Metta for Winter Solstice in Los Angeles
by Kenji C. Liu
We cannot see this place being the default
for much longer.
Winter wears quotation marks. This is
a nation made of air quotes.
A bat signal breaks the dark, burning
fallow walls: CAL TRANS RENT THESE HOMES NOW!
Our coiled, feathered bodies circle the disaster
of touch. Use the big fork or little?
A receipt sneaks onto the tablecloth.
At no time was the cost of being civilized conveyed.
The warp and sway of an inflated snowman.
An unknown worker drew his smile to spec.
I wake crushing the nurse’s hand and
they give me more gas.
I wake because I can’t stay
where I am.
We promise to sublimate for each other,
not for the market of bodies.
Our mad pond of scientifically impossible
weather. The officials disapprove, officially.
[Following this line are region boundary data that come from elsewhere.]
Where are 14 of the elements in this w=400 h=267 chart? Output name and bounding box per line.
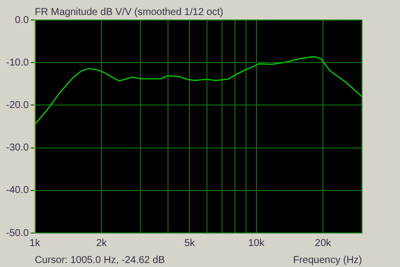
x-tick-label: 2k xyxy=(96,238,108,249)
text: Cursor: 1005.0 Hz, -24.62 dB xyxy=(34,254,166,266)
x-tick-label: 10k xyxy=(248,238,266,249)
y-tick-label: -20.0 xyxy=(6,100,30,111)
y-tick-label: -40.0 xyxy=(6,185,30,196)
y-tick-label: 0.0 xyxy=(14,14,30,26)
y-tick-label: -30.0 xyxy=(6,142,30,154)
x-tick-label: 20k xyxy=(314,238,332,249)
x-tick-label: 1k xyxy=(30,238,42,249)
y-tick-label: -10.0 xyxy=(6,57,30,68)
x-tick-label: 5k xyxy=(184,238,196,249)
chart-title: FR Magnitude dB V/V (smoothed 1/12 oct) xyxy=(34,6,224,18)
x-axis-title: Frequency (Hz) xyxy=(293,254,362,266)
y-tick-label: -50.0 xyxy=(6,228,30,239)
We refuse to be transcendent.
Author's Statement
Having grown up in New Jersey, winters in Los Angeles are annual reminders of the strangeness of where I am. This is a series of vignettes in which I consider many intersecting fragments—the affordable housing crisis, living in Tongva and former Mexican territories, the winter nights that swallow up the daylight hours, and not an ounce of snow—which all feel like improbable contradictions to me. On top of this, the default, capitalist orientation of our entire "civilization" is a gigantic contradiction, and something that cannot possibly last for much longer. This poem is a metta (loving-kindness) prayer towards our process of waking up, and hopefully soon.